素知らぬ顔で騒ぐ子供を放っておく親は、それを注意されことがないからなのだ。

それは、本人ではなく、親の責任だ。そう考えれば、

ちゃんとした教育を受けることのできなかった彼らは、一種の被害者なのだろう。

 

馬鹿でアホで間抜けな部分を矯正できなかった彼らは、これからもそのままとなってしまう。

 

だからこそ、もしも自分に子供ができるならば、本物の味を教えてあげたい。

公共のスペースで騒ぐならば、社会性とは何かを教えてあげたい。

 

そんなことを、コーラでポテトチップスを流し込みながら思う。

 

人間、悪いこともしなきゃ不健康だな。ガハハ!! 酒も煙草も絶対やめん!

 

とは思うものの、親から教わったのは、騒ぐな、とか、食べるな、だけではないはずだ。

 

そんなことを、健康診断帰りに思う。

年をとらなければ分からないこともあるなんて、人生とはいつまでも勉強だ。

電車における快眠について

長時間での電車移動といえば、スマホをいじるか読書。はたまた音楽鑑賞がいい暇つぶしだろう。

 

中には友人・知人との会話という人もいるだろうが、閉鎖空間内での大声と、笑い声は勘弁してほしい。

 

さて、上記の暇つぶし以外に、もう一ついい方法がある。

睡眠だ。

 

以前書いた記事でも述べた通り、頻尿のため夜中に3度も便所に行く僕は、万年寝不足だ。

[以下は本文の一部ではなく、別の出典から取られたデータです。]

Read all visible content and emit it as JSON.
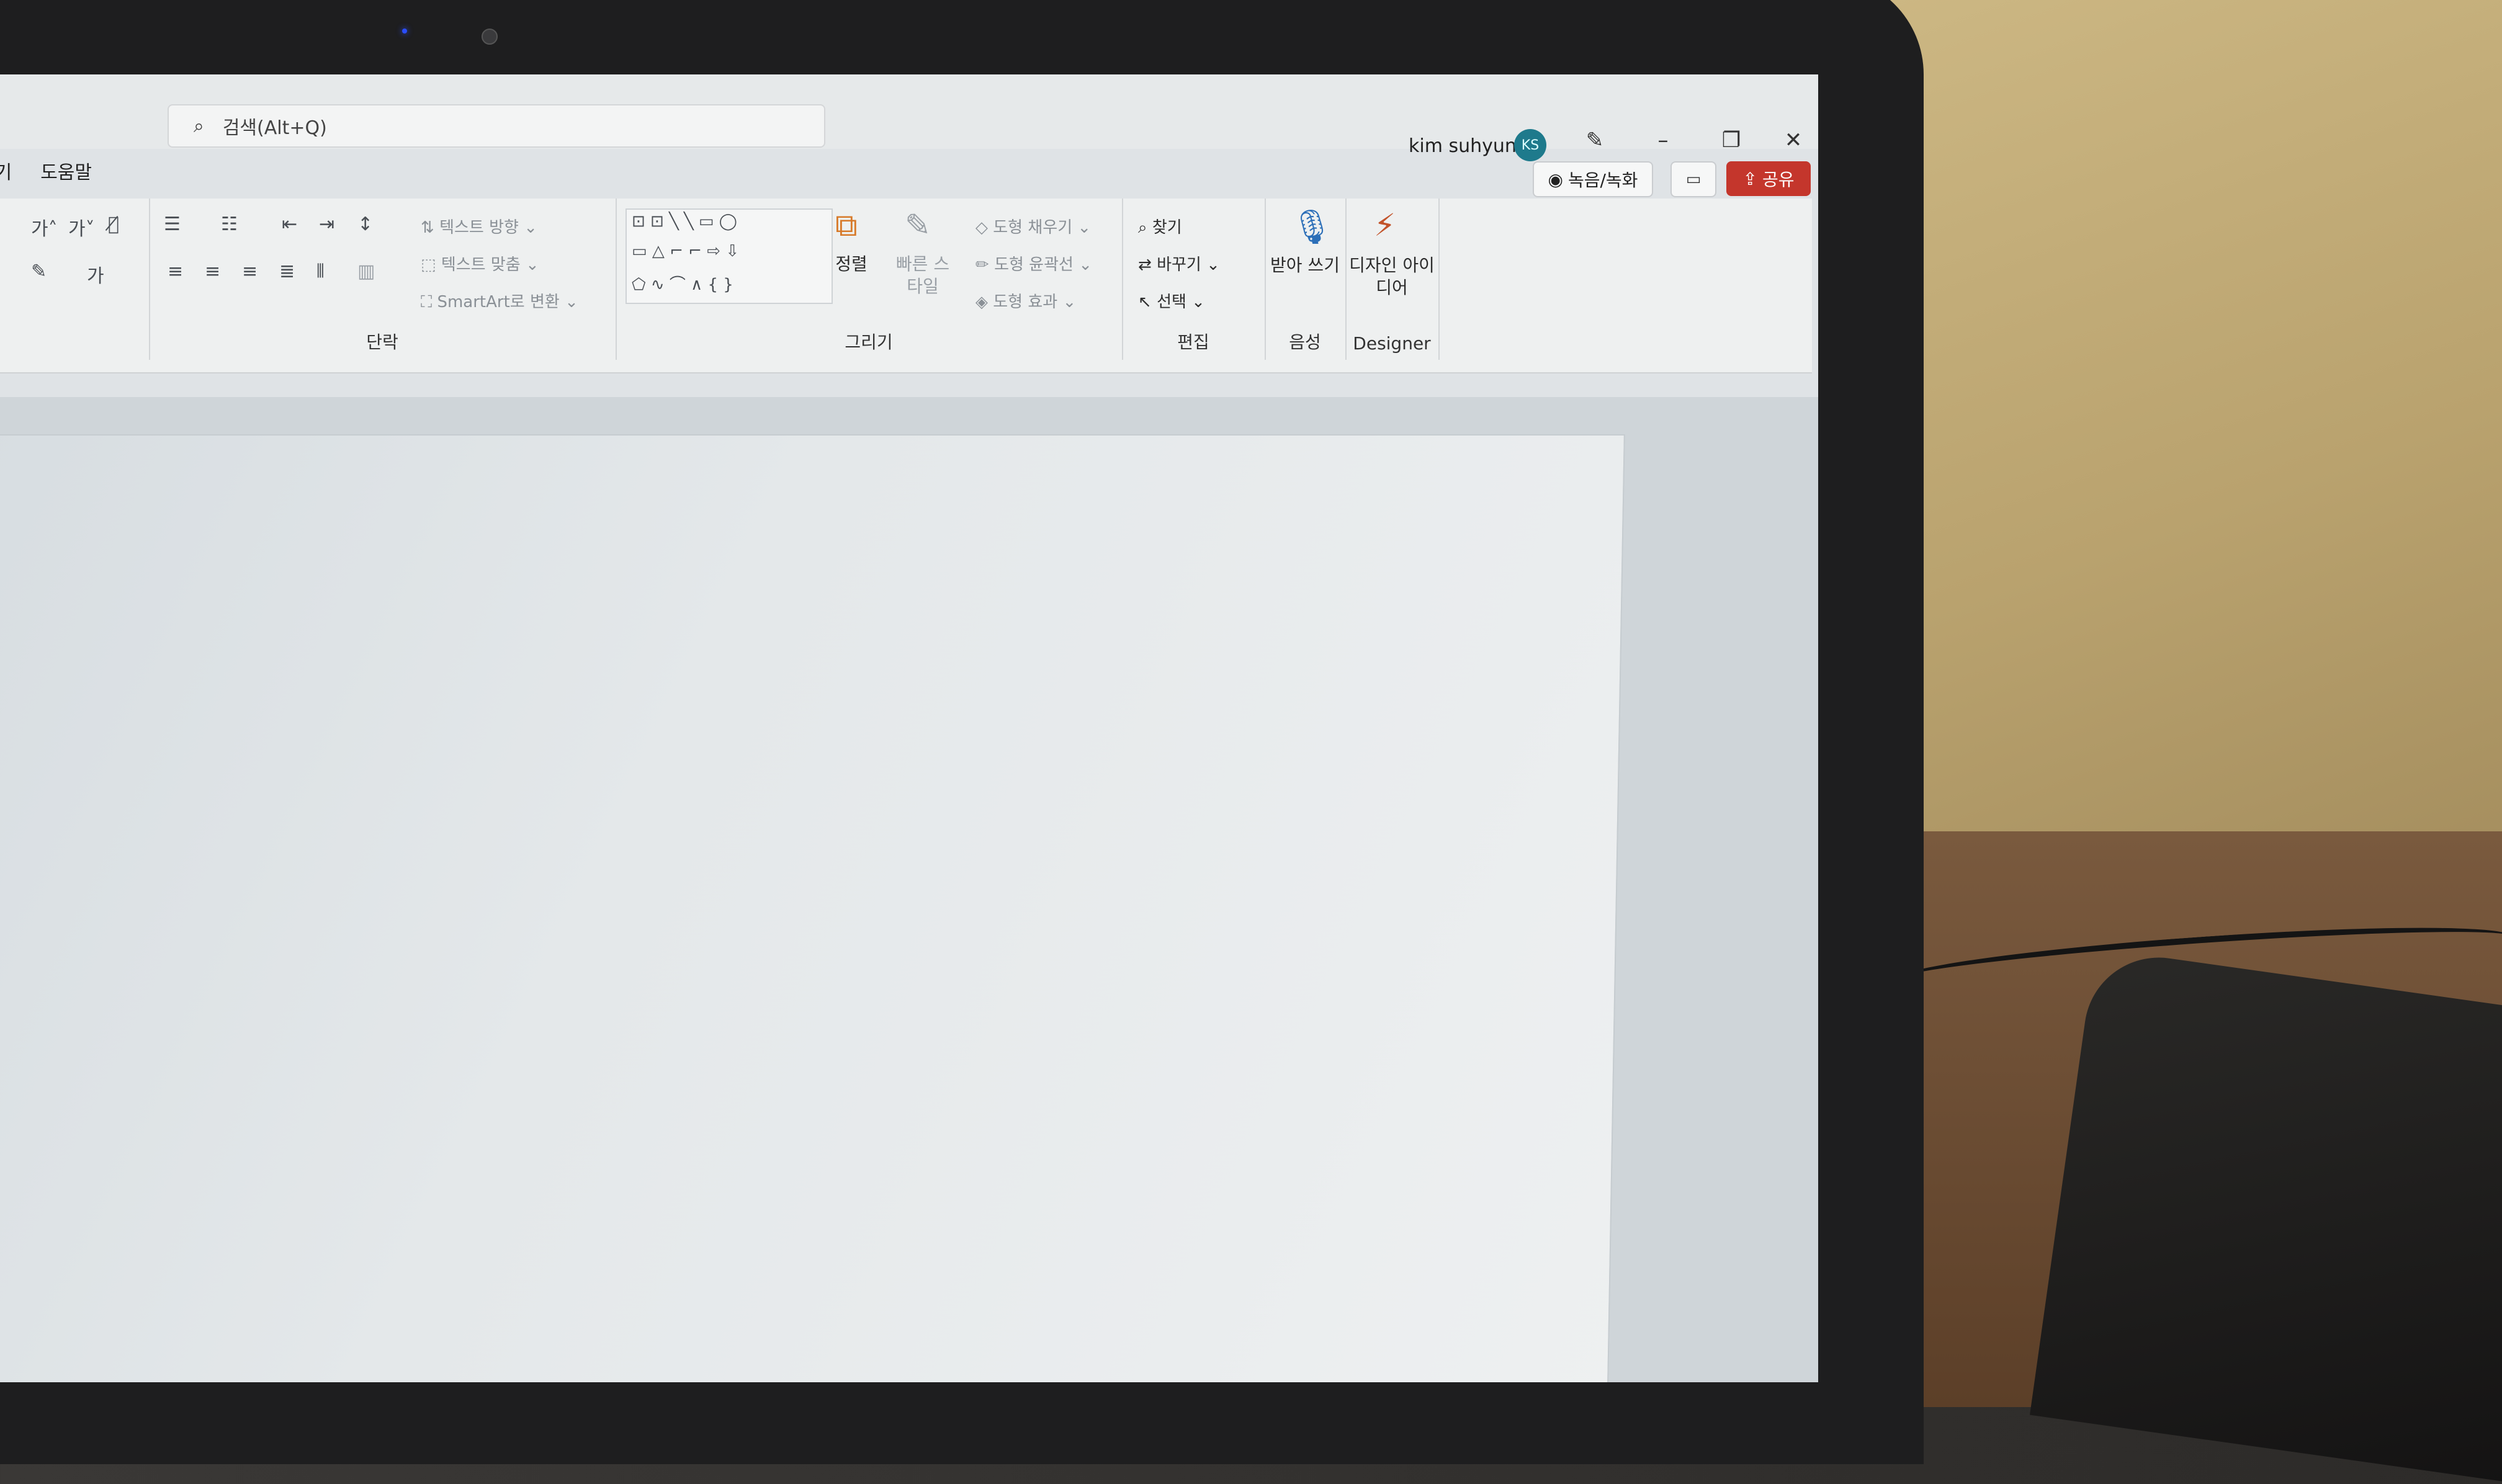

まして、商業柄、徹夜・夜間作業・昼夜逆転・高コレステロール・高血圧・脳梗塞・糖尿病・不整脈・女日照りに男日照り、などは職業病である。

 

眠れるときに眠っておくは、戦時下における前線兵士と、ライター・編集者の鉄則なのである。

 

電車で眠る時は、おおむね左右に大きく首がふれ、隣の乗客にご迷惑をかけるのがご常道だと思うが、僕の場合は違う。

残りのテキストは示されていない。